Secara umum, Panel WTO menyatakan, UE melakukan diskriminasi dengan memberikan perlakuan yang kurang menguntungkan terhadap biofuel berbahan baku kelapa sawit dari Indonesia dibandingkan dengan produk serupa yang berasal dari UE seperti rapeseed dan bunga matahari.
UE juga membedakan perlakuan dan memberikan keuntungan lebih pada produk sejenis yang diimpor dari negara lain, seperti kedelai. Selain itu, Panel WTO menilai UE gagal meninjau data yang digunakan untuk menentukan biofuel dengan kategori alih fungsi lahan kelapa sawit berisiko tinggi (high ILUC-risk).
Kemudian, adanya kekurangan dalam penyusunan dan penerapan kriteria serta prosedur sertifikasi low ILUC-risk dalam Renewable Energy Directive (RED) II. Oleh karena itu, UE diwajibkan untuk menyesuaikan kebijakan di dalam Delegated Regulation yang dipandang Panel melanggar aturan WTO.
Sebelumnya, pada Desember 2019, Indonesia menggugat pertama kali UE di WTO dengan nomor kasus DS593: European Union-Certain Measures Concerning Palm Oil and Oil Palm Crop-Based Biofuels.
Gugatan mencakup kebijakan RED II dan Delegated Regulation UE, serta kebijakan Perancis yang menjadi hambatan akses pasar kelapa sawit sebagai bahan baku biofuel.

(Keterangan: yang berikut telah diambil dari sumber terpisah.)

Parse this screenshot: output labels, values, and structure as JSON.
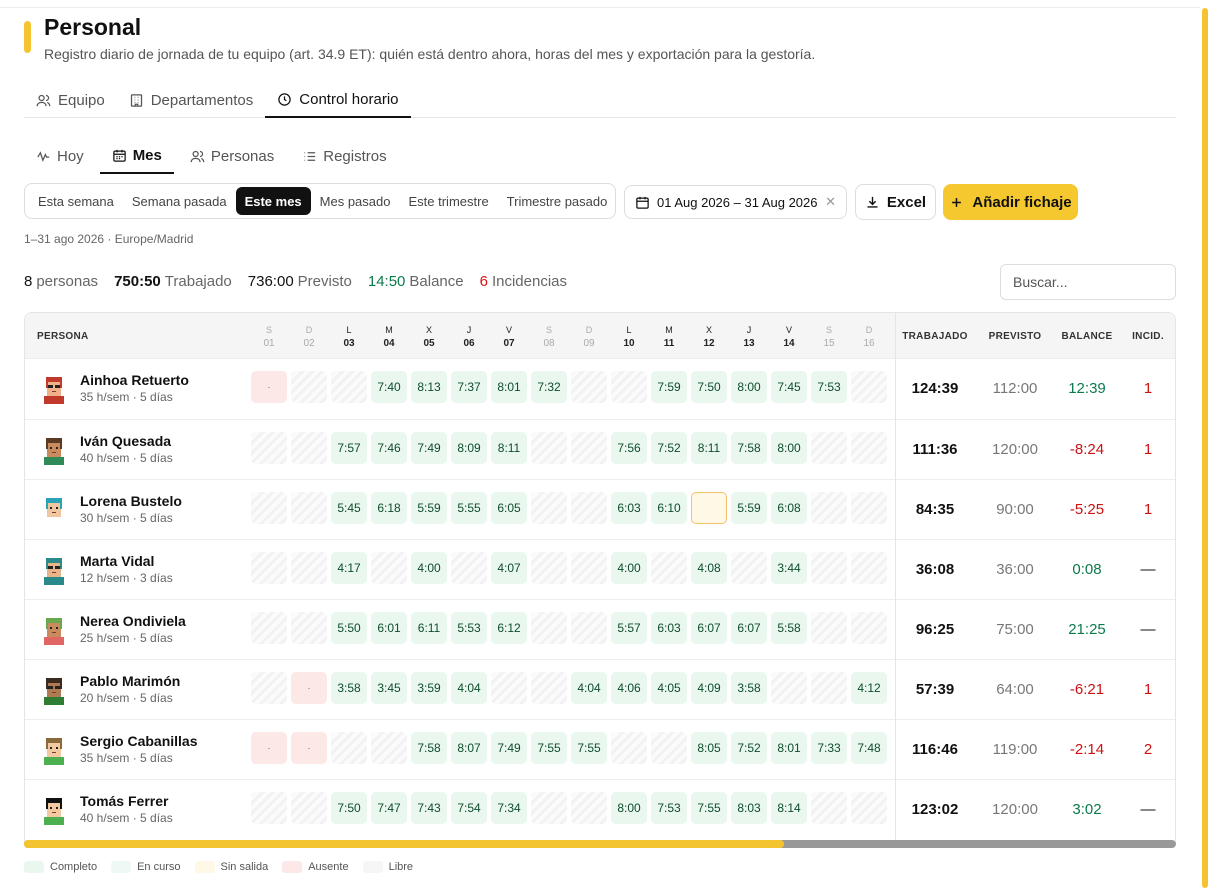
{
  "header": {
    "title": "Personal",
    "subtitle": "Registro diario de jornada de tu equipo (art. 34.9 ET): quién está dentro ahora, horas del mes y exportación para la gestoría."
  },
  "tabs": [
    {
      "label": "Equipo",
      "icon": "users-icon"
    },
    {
      "label": "Departamentos",
      "icon": "building-icon"
    },
    {
      "label": "Control horario",
      "icon": "clock-icon",
      "active": true
    }
  ],
  "subtabs": [
    {
      "label": "Hoy",
      "icon": "activity-icon"
    },
    {
      "label": "Mes",
      "icon": "calendar-icon",
      "active": true
    },
    {
      "label": "Personas",
      "icon": "users-icon"
    },
    {
      "label": "Registros",
      "icon": "list-icon"
    }
  ],
  "ranges": [
    "Esta semana",
    "Semana pasada",
    "Este mes",
    "Mes pasado",
    "Este trimestre",
    "Trimestre pasado"
  ],
  "active_range": "Este mes",
  "date_range": "01 Aug 2026 – 31 Aug 2026",
  "excel_label": "Excel",
  "add_label": "Añadir fichaje",
  "period": "1–31 ago 2026 · Europe/Madrid",
  "stats": {
    "personas": "8",
    "personas_label": "personas",
    "trabajado": "750:50",
    "trabajado_label": "Trabajado",
    "previsto": "736:00",
    "previsto_label": "Previsto",
    "balance": "14:50",
    "balance_label": "Balance",
    "incidencias": "6",
    "incidencias_label": "Incidencias"
  },
  "search_placeholder": "Buscar...",
  "columns": {
    "persona": "PERSONA",
    "trabajado": "TRABAJADO",
    "previsto": "PREVISTO",
    "balance": "BALANCE",
    "incid": "INCID."
  },
  "days": [
    {
      "l": "S",
      "n": "01"
    },
    {
      "l": "D",
      "n": "02"
    },
    {
      "l": "L",
      "n": "03"
    },
    {
      "l": "M",
      "n": "04"
    },
    {
      "l": "X",
      "n": "05"
    },
    {
      "l": "J",
      "n": "06"
    },
    {
      "l": "V",
      "n": "07"
    },
    {
      "l": "S",
      "n": "08"
    },
    {
      "l": "D",
      "n": "09"
    },
    {
      "l": "L",
      "n": "10"
    },
    {
      "l": "M",
      "n": "11"
    },
    {
      "l": "X",
      "n": "12"
    },
    {
      "l": "J",
      "n": "13"
    },
    {
      "l": "V",
      "n": "14"
    },
    {
      "l": "S",
      "n": "15"
    },
    {
      "l": "D",
      "n": "16"
    }
  ],
  "rows": [
    {
      "name": "Ainhoa Retuerto",
      "sub": "35 h/sem · 5 días",
      "cells": [
        "a:·",
        "f",
        "f",
        "d:7:40",
        "d:8:13",
        "d:7:37",
        "d:8:01",
        "d:7:32",
        "f",
        "f",
        "d:7:59",
        "d:7:50",
        "d:8:00",
        "d:7:45",
        "d:7:53",
        "f"
      ],
      "worked": "124:39",
      "planned": "112:00",
      "balance": "12:39",
      "incid": "1",
      "avatar": {
        "skin": "#f0b08a",
        "hair": "#c0392b",
        "shirt": "#c0392b",
        "glasses": true
      }
    },
    {
      "name": "Iván Quesada",
      "sub": "40 h/sem · 5 días",
      "cells": [
        "f",
        "f",
        "d:7:57",
        "d:7:46",
        "d:7:49",
        "d:8:09",
        "d:8:11",
        "f",
        "f",
        "d:7:56",
        "d:7:52",
        "d:8:11",
        "d:7:58",
        "d:8:00",
        "f",
        "f"
      ],
      "worked": "111:36",
      "planned": "120:00",
      "balance": "-8:24",
      "incid": "1",
      "avatar": {
        "skin": "#c98b5e",
        "hair": "#5a3a22",
        "shirt": "#2e8b57",
        "glasses": false
      }
    },
    {
      "name": "Lorena Bustelo",
      "sub": "30 h/sem · 5 días",
      "cells": [
        "f",
        "f",
        "d:5:45",
        "d:6:18",
        "d:5:59",
        "d:5:55",
        "d:6:05",
        "f",
        "f",
        "d:6:03",
        "d:6:10",
        "o:",
        "d:5:59",
        "d:6:08",
        "f",
        "f"
      ],
      "worked": "84:35",
      "planned": "90:00",
      "balance": "-5:25",
      "incid": "1",
      "avatar": {
        "skin": "#f1c7a2",
        "hair": "#2aa3b8",
        "shirt": "#ffffff",
        "glasses": false
      }
    },
    {
      "name": "Marta Vidal",
      "sub": "12 h/sem · 3 días",
      "cells": [
        "f",
        "f",
        "d:4:17",
        "f",
        "d:4:00",
        "f",
        "d:4:07",
        "f",
        "f",
        "d:4:00",
        "f",
        "d:4:08",
        "f",
        "d:3:44",
        "f",
        "f"
      ],
      "worked": "36:08",
      "planned": "36:00",
      "balance": "0:08",
      "incid": "—",
      "avatar": {
        "skin": "#e8b48a",
        "hair": "#2a8a8a",
        "shirt": "#2a8a8a",
        "glasses": true
      }
    },
    {
      "name": "Nerea Ondiviela",
      "sub": "25 h/sem · 5 días",
      "cells": [
        "f",
        "f",
        "d:5:50",
        "d:6:01",
        "d:6:11",
        "d:5:53",
        "d:6:12",
        "f",
        "f",
        "d:5:57",
        "d:6:03",
        "d:6:07",
        "d:6:07",
        "d:5:58",
        "f",
        "f"
      ],
      "worked": "96:25",
      "planned": "75:00",
      "balance": "21:25",
      "incid": "—",
      "avatar": {
        "skin": "#c98b5e",
        "hair": "#6aa84f",
        "shirt": "#e06666",
        "glasses": false
      }
    },
    {
      "name": "Pablo Marimón",
      "sub": "20 h/sem · 5 días",
      "cells": [
        "f",
        "a:·",
        "d:3:58",
        "d:3:45",
        "d:3:59",
        "d:4:04",
        "f",
        "f",
        "d:4:04",
        "d:4:06",
        "d:4:05",
        "d:4:09",
        "d:3:58",
        "f",
        "f",
        "d:4:12"
      ],
      "worked": "57:39",
      "planned": "64:00",
      "balance": "-6:21",
      "incid": "1",
      "avatar": {
        "skin": "#b07a52",
        "hair": "#3d2a1e",
        "shirt": "#2e7d32",
        "glasses": true
      }
    },
    {
      "name": "Sergio Cabanillas",
      "sub": "35 h/sem · 5 días",
      "cells": [
        "a:·",
        "a:·",
        "f",
        "f",
        "d:7:58",
        "d:8:07",
        "d:7:49",
        "d:7:55",
        "d:7:55",
        "f",
        "f",
        "d:8:05",
        "d:7:52",
        "d:8:01",
        "d:7:33",
        "d:7:48"
      ],
      "worked": "116:46",
      "planned": "119:00",
      "balance": "-2:14",
      "incid": "2",
      "avatar": {
        "skin": "#f2c9a0",
        "hair": "#8a6a3a",
        "shirt": "#4caf50",
        "glasses": false
      }
    },
    {
      "name": "Tomás Ferrer",
      "sub": "40 h/sem · 5 días",
      "cells": [
        "f",
        "f",
        "d:7:50",
        "d:7:47",
        "d:7:43",
        "d:7:54",
        "d:7:34",
        "f",
        "f",
        "d:8:00",
        "d:7:53",
        "d:7:55",
        "d:8:03",
        "d:8:14",
        "f",
        "f"
      ],
      "worked": "123:02",
      "planned": "120:00",
      "balance": "3:02",
      "incid": "—",
      "avatar": {
        "skin": "#f2c9a0",
        "hair": "#111111",
        "shirt": "#4caf50",
        "glasses": false
      }
    }
  ],
  "legend": [
    {
      "label": "Completo",
      "color": "#eaf7ef"
    },
    {
      "label": "En curso",
      "color": "#eef9f6"
    },
    {
      "label": "Sin salida",
      "color": "#fff8e6"
    },
    {
      "label": "Ausente",
      "color": "#fde8e8"
    },
    {
      "label": "Libre",
      "color": "#f6f6f6"
    }
  ],
  "colors": {
    "accent": "#f4c430",
    "positive": "#0b7a4a",
    "negative": "#cc1111"
  }
}
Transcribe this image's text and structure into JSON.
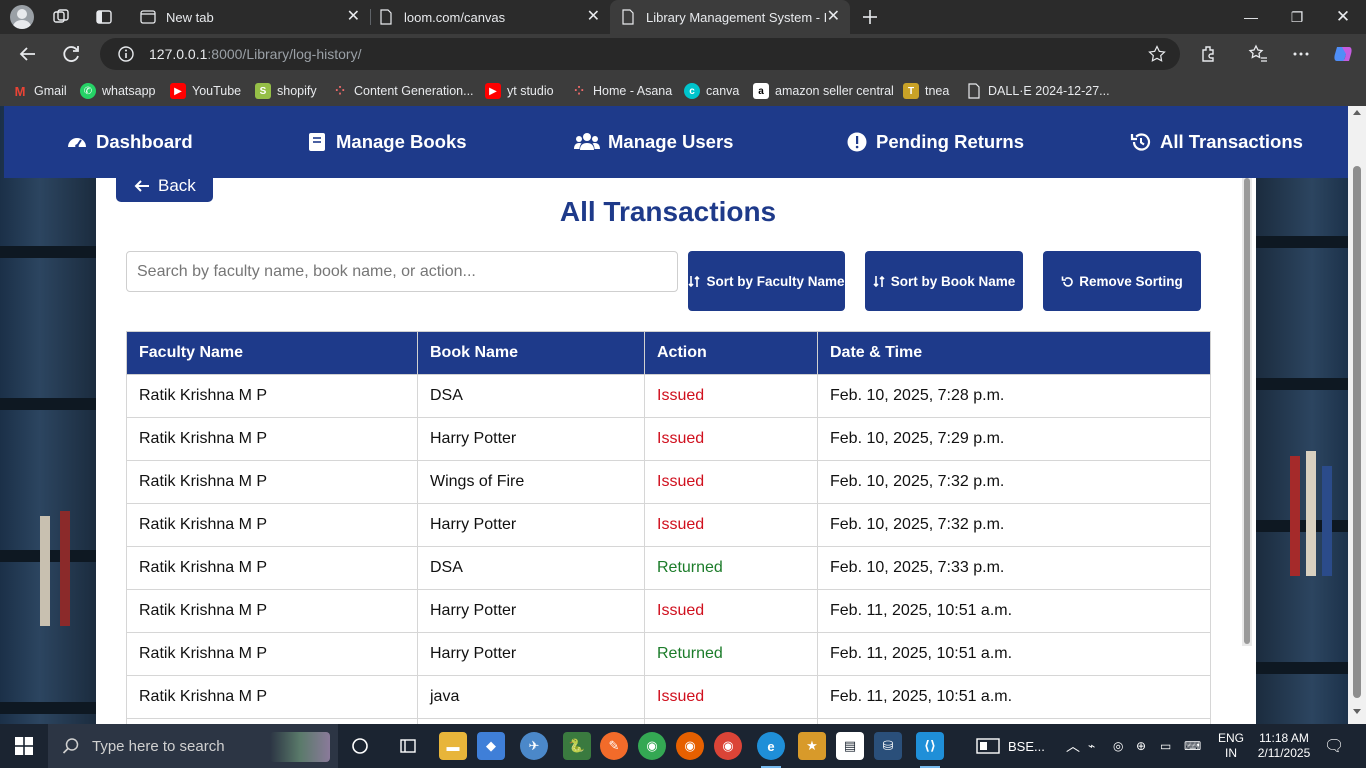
{
  "browser": {
    "tabs": [
      {
        "label": "New tab"
      },
      {
        "label": "loom.com/canvas"
      },
      {
        "label": "Library Management System - Bo"
      }
    ],
    "url_host": "127.0.0.1",
    "url_rest": ":8000/Library/log-history/",
    "bookmarks": [
      {
        "label": "Gmail",
        "icon": "gmail-icon",
        "color": "#ea4335"
      },
      {
        "label": "whatsapp",
        "icon": "whatsapp-icon",
        "color": "#25d366"
      },
      {
        "label": "YouTube",
        "icon": "youtube-icon",
        "color": "#ff0000"
      },
      {
        "label": "shopify",
        "icon": "shopify-icon",
        "color": "#95bf47"
      },
      {
        "label": "Content Generation...",
        "icon": "asana-icon",
        "color": "#f06a6a"
      },
      {
        "label": "yt studio",
        "icon": "youtube-icon",
        "color": "#ff0000"
      },
      {
        "label": "Home - Asana",
        "icon": "asana-icon",
        "color": "#f06a6a"
      },
      {
        "label": "canva",
        "icon": "canva-icon",
        "color": "#00c4cc"
      },
      {
        "label": "amazon seller central",
        "icon": "amazon-icon",
        "color": "#ffffff"
      },
      {
        "label": "tnea",
        "icon": "tnea-icon",
        "color": "#c9a227"
      },
      {
        "label": "DALL·E 2024-12-27...",
        "icon": "file-icon",
        "color": "#e8eaed"
      }
    ]
  },
  "nav": {
    "dashboard": "Dashboard",
    "manage_books": "Manage Books",
    "manage_users": "Manage Users",
    "pending_returns": "Pending Returns",
    "all_transactions": "All Transactions"
  },
  "page": {
    "back_label": "Back",
    "title": "All Transactions",
    "search_placeholder": "Search by faculty name, book name, or action...",
    "sort_faculty": "Sort by Faculty Name",
    "sort_book": "Sort by Book Name",
    "remove_sorting": "Remove Sorting"
  },
  "table": {
    "headers": [
      "Faculty Name",
      "Book Name",
      "Action",
      "Date & Time"
    ],
    "rows": [
      [
        "Ratik Krishna M P",
        "DSA",
        "Issued",
        "Feb. 10, 2025, 7:28 p.m."
      ],
      [
        "Ratik Krishna M P",
        "Harry Potter",
        "Issued",
        "Feb. 10, 2025, 7:29 p.m."
      ],
      [
        "Ratik Krishna M P",
        "Wings of Fire",
        "Issued",
        "Feb. 10, 2025, 7:32 p.m."
      ],
      [
        "Ratik Krishna M P",
        "Harry Potter",
        "Issued",
        "Feb. 10, 2025, 7:32 p.m."
      ],
      [
        "Ratik Krishna M P",
        "DSA",
        "Returned",
        "Feb. 10, 2025, 7:33 p.m."
      ],
      [
        "Ratik Krishna M P",
        "Harry Potter",
        "Issued",
        "Feb. 11, 2025, 10:51 a.m."
      ],
      [
        "Ratik Krishna M P",
        "Harry Potter",
        "Returned",
        "Feb. 11, 2025, 10:51 a.m."
      ],
      [
        "Ratik Krishna M P",
        "java",
        "Issued",
        "Feb. 11, 2025, 10:51 a.m."
      ]
    ]
  },
  "colors": {
    "primary": "#1e3a8a",
    "issued": "#d0101e",
    "returned": "#1c7c2a"
  },
  "taskbar": {
    "search_placeholder": "Type here to search",
    "bse_label": "BSE...",
    "lang_line1": "ENG",
    "lang_line2": "IN",
    "time": "11:18 AM",
    "date": "2/11/2025"
  }
}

Baca juga: PTPN III Jajaki Kerjasama Strategis dengan Basic International Investment
Hambatan tersebut terkait pembatasan konsumsi biofuel berbahan baku kelapa sawit sebesar 7 persen, kriteria (high ILUCrisk), dan ketentuan penghentian penggunaan biofuel berbahan baku kelapa sawit secara bertahap. (KRO/RD/KOMP)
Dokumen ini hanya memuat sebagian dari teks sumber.